Examples of contract terms which warrant further FTC investigation, include:

Tactics used to silence:

  • Nondisclosure agreements (NDAs) which may have indefinite or vague time periods as well as overly broad definitions of intellectual property or confidential company information.
    • Price nondisclosure, sometimes known as a gag or suppression order — when a private entity, like an employer or trading partner, prevents an individual from disclosing prices.
  • Non-disparagement clauses which have unreasonable time periods and/or which lack exceptions (carve-outs) for reporting illegal and/or criminal behavior, or to provide testimony and information for a government investigation or legally issued subpoena.

Tactics to limit your legal options or rights:

  • Mandatory arbitration and/or class action waiver clauses which limit the legal avenues available to a business in the event of a breach of contract or otherwise illegal conduct by their counter-party.
  • Waiver of statutory rights — statutory rights are an individual’s legal rights that are provided by state or federal statute. For example, all businesses have statutory rights under the Uniform Commercial Code (“U.C.C.”) (which has been adopted in some form by all states) governing sales and commercial transactions. Some attempts to limit your rights provided by the U.C.C., such as minimum product quality and warranty standards, are illegal because these statutory rights cannot be waived by contract.
  • Liability disclaimers — this includes contractual clauses excluding or limiting liability for substantial damages (personal injury or death), potentially hazardous or dangerous activities, or financial harm resulting from either party’s negligence. Similarly, indemnity agreements, which require one party to indemnify another for its loses, are often used to unfairly shift liability towards small business.

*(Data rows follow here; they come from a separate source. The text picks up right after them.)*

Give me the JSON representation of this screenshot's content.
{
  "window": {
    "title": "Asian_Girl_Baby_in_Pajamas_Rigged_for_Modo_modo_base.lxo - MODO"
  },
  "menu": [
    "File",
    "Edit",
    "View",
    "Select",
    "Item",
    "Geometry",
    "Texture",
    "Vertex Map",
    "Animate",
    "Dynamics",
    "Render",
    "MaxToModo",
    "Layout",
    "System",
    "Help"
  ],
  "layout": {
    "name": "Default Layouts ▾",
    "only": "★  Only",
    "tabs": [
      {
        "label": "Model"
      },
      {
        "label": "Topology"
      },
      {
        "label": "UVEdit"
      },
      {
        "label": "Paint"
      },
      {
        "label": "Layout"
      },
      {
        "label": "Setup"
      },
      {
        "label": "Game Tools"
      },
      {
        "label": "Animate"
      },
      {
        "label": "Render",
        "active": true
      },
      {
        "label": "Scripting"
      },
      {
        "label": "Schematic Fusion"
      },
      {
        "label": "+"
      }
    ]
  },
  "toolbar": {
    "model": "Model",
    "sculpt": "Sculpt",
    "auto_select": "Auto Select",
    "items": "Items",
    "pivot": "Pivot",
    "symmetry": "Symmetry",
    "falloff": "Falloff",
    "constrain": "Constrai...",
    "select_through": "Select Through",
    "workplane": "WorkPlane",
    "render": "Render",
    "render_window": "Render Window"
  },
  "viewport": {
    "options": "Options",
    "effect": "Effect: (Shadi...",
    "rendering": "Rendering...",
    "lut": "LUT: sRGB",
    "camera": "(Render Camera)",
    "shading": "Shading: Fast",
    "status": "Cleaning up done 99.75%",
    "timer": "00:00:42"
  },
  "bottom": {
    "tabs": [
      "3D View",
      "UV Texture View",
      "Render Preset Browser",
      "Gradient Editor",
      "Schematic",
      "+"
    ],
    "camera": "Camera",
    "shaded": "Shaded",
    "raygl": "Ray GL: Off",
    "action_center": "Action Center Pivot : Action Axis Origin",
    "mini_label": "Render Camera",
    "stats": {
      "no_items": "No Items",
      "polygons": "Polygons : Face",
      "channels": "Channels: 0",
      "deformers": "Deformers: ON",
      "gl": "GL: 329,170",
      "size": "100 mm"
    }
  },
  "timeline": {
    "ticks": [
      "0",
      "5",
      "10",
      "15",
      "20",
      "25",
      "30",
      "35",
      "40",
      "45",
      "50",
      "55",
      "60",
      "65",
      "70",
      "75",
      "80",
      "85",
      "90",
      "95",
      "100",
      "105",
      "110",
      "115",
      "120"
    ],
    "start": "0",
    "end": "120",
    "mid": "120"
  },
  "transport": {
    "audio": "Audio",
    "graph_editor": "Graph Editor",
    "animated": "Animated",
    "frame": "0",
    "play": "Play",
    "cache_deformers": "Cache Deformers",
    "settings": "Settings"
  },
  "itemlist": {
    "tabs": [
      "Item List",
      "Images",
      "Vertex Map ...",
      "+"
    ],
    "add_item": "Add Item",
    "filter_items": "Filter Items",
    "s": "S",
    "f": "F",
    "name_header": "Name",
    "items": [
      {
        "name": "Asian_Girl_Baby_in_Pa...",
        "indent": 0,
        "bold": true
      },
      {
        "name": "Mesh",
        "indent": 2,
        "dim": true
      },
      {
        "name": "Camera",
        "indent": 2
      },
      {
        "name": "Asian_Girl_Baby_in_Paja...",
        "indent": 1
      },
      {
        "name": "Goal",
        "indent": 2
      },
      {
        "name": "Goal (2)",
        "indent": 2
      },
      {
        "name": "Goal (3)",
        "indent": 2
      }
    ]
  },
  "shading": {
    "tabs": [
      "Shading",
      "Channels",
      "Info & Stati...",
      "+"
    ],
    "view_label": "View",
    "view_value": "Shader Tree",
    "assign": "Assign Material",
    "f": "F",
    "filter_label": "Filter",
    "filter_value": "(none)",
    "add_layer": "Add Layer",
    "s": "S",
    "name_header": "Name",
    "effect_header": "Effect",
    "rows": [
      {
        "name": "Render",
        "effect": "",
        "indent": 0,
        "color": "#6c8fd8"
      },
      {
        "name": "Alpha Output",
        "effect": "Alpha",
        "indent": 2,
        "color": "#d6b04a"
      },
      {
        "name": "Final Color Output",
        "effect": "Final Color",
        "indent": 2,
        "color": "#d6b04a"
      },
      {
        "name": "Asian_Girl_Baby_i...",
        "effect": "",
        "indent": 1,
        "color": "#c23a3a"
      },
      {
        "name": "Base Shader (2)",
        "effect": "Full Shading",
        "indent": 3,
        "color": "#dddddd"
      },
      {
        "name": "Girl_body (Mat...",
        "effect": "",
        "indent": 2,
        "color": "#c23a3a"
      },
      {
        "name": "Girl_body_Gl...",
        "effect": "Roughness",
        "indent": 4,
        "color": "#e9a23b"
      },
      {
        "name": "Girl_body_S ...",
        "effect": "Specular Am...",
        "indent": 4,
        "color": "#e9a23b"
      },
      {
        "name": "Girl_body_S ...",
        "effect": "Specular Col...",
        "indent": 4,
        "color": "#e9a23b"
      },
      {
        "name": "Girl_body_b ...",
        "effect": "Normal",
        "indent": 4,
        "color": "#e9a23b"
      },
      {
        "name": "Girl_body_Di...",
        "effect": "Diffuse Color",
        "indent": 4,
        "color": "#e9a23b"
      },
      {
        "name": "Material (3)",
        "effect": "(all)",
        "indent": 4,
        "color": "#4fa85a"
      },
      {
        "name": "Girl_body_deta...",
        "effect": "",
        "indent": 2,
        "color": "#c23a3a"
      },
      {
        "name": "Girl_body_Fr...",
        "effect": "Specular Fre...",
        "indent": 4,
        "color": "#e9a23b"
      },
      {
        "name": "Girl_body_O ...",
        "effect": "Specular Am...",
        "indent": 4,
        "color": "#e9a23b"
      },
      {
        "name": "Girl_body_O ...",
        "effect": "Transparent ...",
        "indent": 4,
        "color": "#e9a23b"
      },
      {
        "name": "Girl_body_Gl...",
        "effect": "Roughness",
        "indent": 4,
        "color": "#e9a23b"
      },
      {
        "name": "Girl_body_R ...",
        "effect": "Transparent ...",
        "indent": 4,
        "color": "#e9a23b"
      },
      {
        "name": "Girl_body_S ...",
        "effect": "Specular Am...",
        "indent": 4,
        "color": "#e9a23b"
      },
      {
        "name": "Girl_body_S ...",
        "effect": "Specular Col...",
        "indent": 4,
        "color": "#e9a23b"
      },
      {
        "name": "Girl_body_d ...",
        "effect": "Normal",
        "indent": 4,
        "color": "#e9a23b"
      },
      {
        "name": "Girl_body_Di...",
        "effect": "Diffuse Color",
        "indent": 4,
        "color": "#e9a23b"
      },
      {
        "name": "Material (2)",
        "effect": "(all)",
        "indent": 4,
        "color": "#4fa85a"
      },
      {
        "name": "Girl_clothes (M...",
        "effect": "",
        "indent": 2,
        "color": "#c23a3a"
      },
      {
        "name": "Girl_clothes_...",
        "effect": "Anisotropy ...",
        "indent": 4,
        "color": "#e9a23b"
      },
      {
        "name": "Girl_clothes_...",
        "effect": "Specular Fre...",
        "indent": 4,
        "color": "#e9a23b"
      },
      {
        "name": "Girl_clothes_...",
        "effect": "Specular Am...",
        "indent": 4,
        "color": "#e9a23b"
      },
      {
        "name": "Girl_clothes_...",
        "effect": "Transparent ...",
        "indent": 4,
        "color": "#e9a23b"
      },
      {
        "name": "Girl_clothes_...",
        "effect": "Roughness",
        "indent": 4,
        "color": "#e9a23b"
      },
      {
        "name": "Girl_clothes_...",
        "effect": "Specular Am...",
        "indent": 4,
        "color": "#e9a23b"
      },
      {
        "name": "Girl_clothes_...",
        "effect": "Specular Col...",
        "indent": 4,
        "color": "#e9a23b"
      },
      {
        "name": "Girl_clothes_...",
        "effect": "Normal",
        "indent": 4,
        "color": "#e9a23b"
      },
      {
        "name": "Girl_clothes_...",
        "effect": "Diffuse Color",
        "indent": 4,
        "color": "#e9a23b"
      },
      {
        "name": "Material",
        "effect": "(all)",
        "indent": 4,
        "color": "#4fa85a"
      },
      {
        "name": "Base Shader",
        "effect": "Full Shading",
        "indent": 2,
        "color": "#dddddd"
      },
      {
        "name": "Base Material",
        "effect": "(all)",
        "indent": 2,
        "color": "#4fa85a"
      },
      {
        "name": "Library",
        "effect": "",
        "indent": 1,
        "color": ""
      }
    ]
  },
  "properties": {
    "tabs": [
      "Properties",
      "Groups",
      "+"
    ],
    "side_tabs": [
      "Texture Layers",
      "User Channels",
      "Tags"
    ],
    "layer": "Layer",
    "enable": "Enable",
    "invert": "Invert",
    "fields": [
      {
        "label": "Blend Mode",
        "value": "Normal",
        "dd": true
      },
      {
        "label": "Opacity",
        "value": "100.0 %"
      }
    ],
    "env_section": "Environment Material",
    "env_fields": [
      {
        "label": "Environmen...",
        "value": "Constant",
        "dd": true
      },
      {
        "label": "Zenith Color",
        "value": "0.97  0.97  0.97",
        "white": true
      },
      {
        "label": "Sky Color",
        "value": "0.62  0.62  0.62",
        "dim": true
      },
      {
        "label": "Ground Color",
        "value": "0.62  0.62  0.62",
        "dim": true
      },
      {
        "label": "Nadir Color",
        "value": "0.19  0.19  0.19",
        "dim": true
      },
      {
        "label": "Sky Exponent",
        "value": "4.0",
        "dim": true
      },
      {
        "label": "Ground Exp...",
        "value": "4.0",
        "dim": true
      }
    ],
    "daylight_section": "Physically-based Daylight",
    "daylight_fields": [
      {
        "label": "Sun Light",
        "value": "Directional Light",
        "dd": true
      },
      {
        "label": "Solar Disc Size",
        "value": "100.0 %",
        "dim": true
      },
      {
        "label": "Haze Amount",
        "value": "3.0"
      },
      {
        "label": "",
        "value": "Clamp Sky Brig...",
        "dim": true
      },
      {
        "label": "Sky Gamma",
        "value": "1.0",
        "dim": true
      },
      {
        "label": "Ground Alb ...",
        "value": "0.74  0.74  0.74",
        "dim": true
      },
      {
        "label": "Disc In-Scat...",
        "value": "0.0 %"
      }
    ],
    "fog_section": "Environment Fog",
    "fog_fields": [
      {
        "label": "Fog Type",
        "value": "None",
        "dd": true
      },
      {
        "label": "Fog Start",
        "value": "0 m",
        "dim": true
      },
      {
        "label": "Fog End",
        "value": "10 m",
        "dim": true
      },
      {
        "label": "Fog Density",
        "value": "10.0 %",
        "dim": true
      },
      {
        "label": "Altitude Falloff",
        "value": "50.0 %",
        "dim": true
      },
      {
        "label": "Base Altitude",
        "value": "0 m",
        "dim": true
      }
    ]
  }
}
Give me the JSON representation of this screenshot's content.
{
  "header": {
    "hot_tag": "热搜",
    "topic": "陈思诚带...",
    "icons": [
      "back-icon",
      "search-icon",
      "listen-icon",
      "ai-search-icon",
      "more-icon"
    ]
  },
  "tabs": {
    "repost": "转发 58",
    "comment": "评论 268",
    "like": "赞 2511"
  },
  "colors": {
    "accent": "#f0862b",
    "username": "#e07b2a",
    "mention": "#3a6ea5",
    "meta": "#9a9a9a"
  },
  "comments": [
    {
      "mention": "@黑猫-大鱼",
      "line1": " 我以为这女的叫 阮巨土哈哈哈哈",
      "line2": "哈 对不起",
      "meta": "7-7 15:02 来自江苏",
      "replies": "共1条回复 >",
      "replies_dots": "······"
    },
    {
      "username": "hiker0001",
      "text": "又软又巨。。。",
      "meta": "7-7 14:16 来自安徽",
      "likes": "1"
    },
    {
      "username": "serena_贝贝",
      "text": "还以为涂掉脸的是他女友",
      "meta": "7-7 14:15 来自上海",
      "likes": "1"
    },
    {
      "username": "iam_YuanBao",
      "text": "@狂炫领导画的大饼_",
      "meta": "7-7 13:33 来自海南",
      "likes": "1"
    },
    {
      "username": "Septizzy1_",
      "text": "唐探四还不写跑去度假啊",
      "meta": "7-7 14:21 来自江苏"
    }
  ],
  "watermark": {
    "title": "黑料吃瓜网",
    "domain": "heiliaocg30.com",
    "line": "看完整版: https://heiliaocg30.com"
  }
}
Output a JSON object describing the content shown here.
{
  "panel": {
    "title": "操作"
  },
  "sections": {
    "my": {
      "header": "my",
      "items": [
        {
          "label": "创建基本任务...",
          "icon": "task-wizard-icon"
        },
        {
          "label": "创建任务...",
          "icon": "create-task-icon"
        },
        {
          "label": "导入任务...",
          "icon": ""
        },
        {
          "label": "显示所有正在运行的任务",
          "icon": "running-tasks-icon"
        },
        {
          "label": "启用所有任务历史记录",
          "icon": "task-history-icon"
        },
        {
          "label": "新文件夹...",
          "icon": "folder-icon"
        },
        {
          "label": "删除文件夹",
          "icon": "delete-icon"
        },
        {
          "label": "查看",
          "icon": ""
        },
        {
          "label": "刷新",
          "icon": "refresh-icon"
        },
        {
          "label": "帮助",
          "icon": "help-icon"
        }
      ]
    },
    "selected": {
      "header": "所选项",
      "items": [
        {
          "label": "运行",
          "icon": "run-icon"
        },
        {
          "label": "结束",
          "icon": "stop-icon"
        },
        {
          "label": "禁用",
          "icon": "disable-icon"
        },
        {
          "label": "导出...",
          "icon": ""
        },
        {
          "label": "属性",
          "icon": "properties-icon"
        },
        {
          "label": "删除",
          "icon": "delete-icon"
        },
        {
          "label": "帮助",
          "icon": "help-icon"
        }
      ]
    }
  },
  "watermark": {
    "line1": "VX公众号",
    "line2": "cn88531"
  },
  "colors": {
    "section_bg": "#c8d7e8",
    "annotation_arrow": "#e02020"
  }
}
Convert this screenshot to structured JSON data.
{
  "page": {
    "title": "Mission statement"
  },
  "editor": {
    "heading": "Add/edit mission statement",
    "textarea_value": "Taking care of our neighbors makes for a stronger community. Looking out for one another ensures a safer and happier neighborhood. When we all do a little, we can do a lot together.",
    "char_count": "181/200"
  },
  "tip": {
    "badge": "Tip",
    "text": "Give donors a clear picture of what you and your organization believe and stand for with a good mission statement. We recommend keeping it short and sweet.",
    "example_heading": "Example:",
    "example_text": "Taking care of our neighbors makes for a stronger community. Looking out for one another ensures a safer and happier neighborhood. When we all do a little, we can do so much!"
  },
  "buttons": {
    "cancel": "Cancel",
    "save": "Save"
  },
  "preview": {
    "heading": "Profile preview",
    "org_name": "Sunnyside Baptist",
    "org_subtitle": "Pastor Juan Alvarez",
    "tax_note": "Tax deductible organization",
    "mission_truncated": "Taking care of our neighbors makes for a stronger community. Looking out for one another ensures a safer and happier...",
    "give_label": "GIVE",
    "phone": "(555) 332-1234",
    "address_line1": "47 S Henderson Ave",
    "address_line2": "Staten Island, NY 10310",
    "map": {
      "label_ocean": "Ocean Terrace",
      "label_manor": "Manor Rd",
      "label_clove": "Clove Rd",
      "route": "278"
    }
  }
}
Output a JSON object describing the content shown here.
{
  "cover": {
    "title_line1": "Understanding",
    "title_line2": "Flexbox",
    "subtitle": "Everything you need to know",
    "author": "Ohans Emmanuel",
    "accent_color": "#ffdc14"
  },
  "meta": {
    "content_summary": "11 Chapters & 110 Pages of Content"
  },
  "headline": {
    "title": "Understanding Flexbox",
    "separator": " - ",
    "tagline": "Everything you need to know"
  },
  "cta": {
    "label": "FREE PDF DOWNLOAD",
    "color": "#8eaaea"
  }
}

Tactics to impede fair business dealings, equal opportunity, and free markets

  • Exclusionary contracts — contracts entered by a company with monopoly power that tends to prevent fair competition from competitors. These agreements can come in the following forms but violate antitrust laws when done by a company to maintain a monopoly position. Types of contracts that may be illegal exclusionary contracts include:
    • Exclusive supply agreements — a supplier agrees to exclusively sell goods to one purchaser.
    • Exclusive purchaser agreements — a dealer agrees to only purchase goods from one supplier. These are sometimes called sole source, sole supplier, or sole purchaser contracts, or requirements contracts.
    • Loyalty discounts — discounts given if a business purchases a certain percentage of goods or services from the seller.
    • Slotting allowances — a supplier pays a fee for preferred or exclusive shelf space.
  • Tying — when a business is forced to purchase some product or service to access another product or service. Tying is illegal when it is used to leverage an existing monopoly to gain market share in a secondary market.
  • Most Favored Supplier/Purchaser/Entity Clauses — these clauses often guarantee the supplier/purchaser with the most market power always gets the best deal and therefore exacerbates existing differences in market power.

Tactics to restrict your freedom to set prices

  • No price competition clauses — often seen with restaurants forced to keep prices the same on all delivery apps and with in-person dining, which prevents restaurants from using elastic pricing and having autonomy to set their own prices.
  • Vertical price maintenance restrictions — used to control the prices charged by downstream suppliers.

Tactics to extract profits or information

  • Perpetual claims on intellectual property and/or patents — wide-sweeping definitions of intellectual property which include registered and unregistered IP and/or the rights to collect royalties, products, and proceeds in perpetuity from the supplier’s intellectual property or creative property (e.g., music or writing).
  • Mandatory disclosure of competitive business information — requirements to disclose who a business’ customers are, what percentage of business they do with each customer, etc. Can often happen during due diligence processes while fundraising from a corporate venture capital fund.

Tactics to limit your entrepreneurial options

  • Non-compete clauses — usually found in employment contracts, but non-competes can prevent someone from starting a business for a period of time after leaving their company or practice, therefore restricting entrepreneurship.